Your Personal PT, Rachel Tavel, is a Doctor of Physical Therapy (DPT) and Certified Strength and Conditioning Specialist (CSCS), so she knows how to get your body back on track when it’s out of line. In this weekly series, she gives you tips on how to feel better, get stronger, and train smarter.
You use your elbows constantly, but you probably don’t think much about how the joint works unless there’s pain.
Elbow pain usually develops over time and after repetitive movements that stress the joint. The most common symptoms are pain at either the inner or outer part of the elbow. The epicondyles are protuberances of the bone where this pain often presents. Multiple muscles that control the wrist attach at these bony prominences contributing to inflammation, or tendinopathies, at the point where the tendons attach to the bone.

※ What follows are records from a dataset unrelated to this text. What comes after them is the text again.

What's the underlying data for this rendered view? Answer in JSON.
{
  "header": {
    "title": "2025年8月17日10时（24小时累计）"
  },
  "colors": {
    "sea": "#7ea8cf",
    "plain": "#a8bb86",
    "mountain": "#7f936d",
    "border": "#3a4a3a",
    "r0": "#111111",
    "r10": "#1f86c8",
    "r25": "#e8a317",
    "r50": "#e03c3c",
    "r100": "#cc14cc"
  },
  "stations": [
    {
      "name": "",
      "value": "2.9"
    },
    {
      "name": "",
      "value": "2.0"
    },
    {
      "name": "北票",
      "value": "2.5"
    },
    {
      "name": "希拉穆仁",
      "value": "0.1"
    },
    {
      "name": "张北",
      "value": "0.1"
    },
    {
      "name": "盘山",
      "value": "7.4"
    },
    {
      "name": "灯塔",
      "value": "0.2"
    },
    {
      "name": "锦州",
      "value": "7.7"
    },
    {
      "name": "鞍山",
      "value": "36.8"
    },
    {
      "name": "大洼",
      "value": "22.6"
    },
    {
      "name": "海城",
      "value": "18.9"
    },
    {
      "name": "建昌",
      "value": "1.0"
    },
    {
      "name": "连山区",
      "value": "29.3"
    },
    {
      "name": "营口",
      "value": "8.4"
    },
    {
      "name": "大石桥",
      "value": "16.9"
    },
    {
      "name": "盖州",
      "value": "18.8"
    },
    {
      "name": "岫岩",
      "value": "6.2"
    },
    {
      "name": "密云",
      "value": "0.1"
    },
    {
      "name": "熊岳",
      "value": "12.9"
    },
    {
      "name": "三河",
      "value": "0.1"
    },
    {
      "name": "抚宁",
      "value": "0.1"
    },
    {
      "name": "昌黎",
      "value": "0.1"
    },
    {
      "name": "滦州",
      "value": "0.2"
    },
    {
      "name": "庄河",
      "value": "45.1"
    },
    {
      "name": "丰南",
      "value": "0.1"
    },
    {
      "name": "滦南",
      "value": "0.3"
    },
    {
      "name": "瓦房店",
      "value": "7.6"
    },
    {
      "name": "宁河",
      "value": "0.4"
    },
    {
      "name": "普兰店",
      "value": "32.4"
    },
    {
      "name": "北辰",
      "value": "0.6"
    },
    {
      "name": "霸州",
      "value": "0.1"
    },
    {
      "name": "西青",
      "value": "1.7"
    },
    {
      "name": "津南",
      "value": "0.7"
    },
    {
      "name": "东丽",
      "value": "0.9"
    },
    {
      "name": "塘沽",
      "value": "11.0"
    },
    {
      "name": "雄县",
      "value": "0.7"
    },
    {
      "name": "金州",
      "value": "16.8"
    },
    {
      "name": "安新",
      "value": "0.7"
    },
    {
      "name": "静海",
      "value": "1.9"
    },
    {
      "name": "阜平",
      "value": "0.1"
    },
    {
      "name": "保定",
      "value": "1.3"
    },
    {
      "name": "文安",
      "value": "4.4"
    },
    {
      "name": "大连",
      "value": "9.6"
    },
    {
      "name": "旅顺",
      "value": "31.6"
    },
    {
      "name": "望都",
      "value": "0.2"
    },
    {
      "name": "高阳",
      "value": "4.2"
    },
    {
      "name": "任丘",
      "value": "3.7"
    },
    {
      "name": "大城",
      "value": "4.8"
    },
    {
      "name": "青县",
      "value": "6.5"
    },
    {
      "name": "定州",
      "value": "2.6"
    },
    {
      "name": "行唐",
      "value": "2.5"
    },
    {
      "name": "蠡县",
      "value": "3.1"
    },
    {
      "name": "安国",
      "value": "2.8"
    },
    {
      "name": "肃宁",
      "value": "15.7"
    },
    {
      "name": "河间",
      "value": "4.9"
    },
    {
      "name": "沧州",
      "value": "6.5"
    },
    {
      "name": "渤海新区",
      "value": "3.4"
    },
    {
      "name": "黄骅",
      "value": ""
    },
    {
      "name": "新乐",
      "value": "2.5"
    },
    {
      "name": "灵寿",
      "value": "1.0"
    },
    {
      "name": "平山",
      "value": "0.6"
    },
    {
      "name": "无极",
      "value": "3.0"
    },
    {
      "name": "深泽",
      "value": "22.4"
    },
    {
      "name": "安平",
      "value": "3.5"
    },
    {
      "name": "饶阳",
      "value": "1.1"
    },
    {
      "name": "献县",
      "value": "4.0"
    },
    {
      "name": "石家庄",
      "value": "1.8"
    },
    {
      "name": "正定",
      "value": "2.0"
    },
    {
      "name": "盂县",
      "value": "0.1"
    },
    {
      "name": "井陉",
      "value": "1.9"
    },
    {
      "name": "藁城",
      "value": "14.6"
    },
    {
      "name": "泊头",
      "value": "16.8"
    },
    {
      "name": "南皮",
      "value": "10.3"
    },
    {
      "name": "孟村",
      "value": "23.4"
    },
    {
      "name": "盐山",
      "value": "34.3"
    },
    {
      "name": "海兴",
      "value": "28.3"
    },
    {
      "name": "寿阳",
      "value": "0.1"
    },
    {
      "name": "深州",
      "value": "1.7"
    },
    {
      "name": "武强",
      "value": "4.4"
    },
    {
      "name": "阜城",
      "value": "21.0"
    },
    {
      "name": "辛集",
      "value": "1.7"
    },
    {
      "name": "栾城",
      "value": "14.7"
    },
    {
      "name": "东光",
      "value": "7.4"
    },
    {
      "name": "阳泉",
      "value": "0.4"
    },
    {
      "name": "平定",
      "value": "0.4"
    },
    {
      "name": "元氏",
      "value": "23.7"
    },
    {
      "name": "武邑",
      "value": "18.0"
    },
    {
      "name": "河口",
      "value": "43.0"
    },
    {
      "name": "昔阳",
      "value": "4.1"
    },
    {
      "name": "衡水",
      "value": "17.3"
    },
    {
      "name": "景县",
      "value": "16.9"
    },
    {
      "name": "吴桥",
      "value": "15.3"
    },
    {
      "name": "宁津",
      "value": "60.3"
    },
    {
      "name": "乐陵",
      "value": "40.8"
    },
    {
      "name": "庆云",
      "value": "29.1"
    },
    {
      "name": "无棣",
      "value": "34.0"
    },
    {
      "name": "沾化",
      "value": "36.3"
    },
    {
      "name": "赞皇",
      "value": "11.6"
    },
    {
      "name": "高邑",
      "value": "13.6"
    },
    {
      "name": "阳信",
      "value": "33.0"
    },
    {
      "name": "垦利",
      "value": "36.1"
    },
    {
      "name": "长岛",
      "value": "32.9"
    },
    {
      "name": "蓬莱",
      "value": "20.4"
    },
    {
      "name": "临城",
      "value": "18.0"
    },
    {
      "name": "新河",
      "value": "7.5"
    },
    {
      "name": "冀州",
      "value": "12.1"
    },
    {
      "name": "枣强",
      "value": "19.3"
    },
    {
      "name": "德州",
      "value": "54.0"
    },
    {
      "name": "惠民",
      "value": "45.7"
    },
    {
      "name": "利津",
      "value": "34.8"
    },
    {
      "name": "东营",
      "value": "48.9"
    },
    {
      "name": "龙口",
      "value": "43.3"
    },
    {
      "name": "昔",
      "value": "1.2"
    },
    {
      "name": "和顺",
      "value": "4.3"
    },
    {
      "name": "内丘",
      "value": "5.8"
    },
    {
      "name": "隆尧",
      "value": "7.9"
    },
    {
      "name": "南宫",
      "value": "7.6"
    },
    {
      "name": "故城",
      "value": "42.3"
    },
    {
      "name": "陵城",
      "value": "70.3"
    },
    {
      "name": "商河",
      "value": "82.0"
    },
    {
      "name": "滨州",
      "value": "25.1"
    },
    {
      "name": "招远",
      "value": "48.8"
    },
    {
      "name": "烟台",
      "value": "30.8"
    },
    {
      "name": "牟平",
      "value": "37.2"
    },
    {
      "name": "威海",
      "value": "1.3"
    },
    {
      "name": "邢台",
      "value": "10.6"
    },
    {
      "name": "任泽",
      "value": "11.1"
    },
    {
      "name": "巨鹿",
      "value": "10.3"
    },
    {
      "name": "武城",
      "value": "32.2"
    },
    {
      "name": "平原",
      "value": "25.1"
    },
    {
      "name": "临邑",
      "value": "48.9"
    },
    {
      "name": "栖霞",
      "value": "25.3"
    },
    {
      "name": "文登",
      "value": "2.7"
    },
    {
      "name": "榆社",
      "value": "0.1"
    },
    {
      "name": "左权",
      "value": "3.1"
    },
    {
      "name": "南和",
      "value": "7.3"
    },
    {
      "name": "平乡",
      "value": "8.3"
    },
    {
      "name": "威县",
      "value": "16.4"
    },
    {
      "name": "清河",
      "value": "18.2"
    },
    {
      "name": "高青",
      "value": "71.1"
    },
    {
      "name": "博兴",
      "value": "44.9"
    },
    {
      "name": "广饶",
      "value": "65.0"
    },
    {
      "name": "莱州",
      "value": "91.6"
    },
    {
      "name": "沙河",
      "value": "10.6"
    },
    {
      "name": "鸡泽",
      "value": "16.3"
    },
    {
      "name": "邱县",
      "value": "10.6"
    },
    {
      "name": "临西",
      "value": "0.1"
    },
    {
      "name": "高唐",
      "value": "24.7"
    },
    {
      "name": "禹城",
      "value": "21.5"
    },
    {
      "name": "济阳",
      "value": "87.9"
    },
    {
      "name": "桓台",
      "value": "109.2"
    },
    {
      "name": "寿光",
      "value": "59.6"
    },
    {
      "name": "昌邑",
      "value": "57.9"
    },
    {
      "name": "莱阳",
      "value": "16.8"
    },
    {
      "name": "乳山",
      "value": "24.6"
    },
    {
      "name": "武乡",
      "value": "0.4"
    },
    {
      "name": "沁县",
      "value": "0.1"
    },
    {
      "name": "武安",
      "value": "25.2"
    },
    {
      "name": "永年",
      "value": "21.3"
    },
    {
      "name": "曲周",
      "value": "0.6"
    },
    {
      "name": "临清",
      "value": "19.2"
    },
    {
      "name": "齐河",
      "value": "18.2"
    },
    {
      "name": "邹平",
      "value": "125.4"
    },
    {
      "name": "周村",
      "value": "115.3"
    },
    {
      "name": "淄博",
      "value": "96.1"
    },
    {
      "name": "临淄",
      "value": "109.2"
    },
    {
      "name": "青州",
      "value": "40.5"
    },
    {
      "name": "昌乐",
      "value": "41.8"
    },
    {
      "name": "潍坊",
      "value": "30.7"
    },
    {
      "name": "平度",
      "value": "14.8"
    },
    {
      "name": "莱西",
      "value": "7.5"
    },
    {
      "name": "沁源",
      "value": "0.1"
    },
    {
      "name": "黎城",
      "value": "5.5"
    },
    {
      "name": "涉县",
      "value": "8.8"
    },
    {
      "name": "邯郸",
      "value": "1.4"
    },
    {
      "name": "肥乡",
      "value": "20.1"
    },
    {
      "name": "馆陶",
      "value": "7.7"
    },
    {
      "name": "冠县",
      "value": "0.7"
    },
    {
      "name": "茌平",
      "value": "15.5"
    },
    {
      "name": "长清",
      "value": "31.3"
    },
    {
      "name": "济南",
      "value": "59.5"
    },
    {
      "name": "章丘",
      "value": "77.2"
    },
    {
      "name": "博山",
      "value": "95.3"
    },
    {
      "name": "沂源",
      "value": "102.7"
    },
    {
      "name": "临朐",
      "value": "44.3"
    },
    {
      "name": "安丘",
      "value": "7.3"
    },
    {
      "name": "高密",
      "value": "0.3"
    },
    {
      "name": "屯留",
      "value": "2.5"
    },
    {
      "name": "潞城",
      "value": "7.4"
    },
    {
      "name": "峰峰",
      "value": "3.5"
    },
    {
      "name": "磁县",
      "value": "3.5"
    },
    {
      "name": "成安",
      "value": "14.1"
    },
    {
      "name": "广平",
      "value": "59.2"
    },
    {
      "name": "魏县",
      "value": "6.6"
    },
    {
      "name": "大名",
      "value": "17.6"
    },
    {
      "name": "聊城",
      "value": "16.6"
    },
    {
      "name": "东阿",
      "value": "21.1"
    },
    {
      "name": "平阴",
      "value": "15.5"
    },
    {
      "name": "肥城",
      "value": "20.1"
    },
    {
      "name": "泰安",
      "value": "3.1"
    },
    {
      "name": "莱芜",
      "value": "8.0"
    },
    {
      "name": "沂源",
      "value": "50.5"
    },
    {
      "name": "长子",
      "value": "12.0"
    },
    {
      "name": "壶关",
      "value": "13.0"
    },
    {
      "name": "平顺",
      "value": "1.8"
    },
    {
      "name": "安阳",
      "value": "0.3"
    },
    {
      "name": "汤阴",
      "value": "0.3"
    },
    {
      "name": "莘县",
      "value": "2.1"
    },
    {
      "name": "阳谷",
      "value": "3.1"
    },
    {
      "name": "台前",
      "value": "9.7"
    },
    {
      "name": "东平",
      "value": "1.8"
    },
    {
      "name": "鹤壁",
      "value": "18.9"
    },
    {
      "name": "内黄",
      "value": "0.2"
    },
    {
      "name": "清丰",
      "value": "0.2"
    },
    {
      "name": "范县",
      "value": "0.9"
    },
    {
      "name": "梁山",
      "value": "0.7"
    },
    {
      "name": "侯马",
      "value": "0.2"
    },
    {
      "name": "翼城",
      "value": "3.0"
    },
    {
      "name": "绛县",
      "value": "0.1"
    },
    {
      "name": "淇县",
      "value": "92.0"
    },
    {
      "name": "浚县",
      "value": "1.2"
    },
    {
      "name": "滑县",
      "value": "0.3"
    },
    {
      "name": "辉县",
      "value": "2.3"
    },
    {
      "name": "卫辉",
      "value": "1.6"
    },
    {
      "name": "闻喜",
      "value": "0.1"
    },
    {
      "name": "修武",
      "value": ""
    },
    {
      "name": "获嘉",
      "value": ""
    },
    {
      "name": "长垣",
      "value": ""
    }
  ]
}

No matter how you break it down, elbow pain is not fun. The elbow is a complex hinge joint formed between the humerus, radius and ulna—the three bones that make up the arm. Despite being relatively small, you have nine important muscles that cross this joint, and if you’re using your arms and hands frequently during the day, you’re using those muscles a ton.
Depending on what type of movements you do the most, you can affect one side of the elbow more than the other. The medial epicondyle is located closer to your body and is an attachment point for the wrist flexors. Pain and inflammation at this location is called medial epicondylitis, and is often referred to as “golfer’s elbow.” The lateral epicondyle is located at the outer prominence of the elbow. Pain and inflammation at this point is referred to as lateral epicondylitis and is often referred to as “tennis elbow.” The names are based on the repetitive movement patterns and loading of the forearm musculature required by each sport—but you don’t need to pick up a club or racket to experience either malady.
Anything from holding a baby to throwing a football or even repeated typing and texting with poor body mechanics can lead to nagging elbow pain. So you may want to take a break from swiping, throwing, swinging, and lifting if pain begins to develop at either of these points, and do something about it before pain gets worse.
Your Move
Get some relief from the overuse syndrome by temporarily stopping the repetitive motions that aggravated the elbow in the first place. You may want a skilled practitioner such as a physical therapist to help with soft tissue release in the affected musculature. Massage, instrument assisted soft tissue mobilization devices, and even some braces can be effective for early pain-relief.
While you’re working to reduce inflammation, make sure you stretch the forearm muscles and strengthen the larger scapular stabilization muscles such as the lats, serratus anterior, traps, and rotator cuff. Often times weakness starts closer to your shoulder girdle. Weakness in these larger muscles can often lead to overuse, stress, and fatigue of the small muscles in your wrist.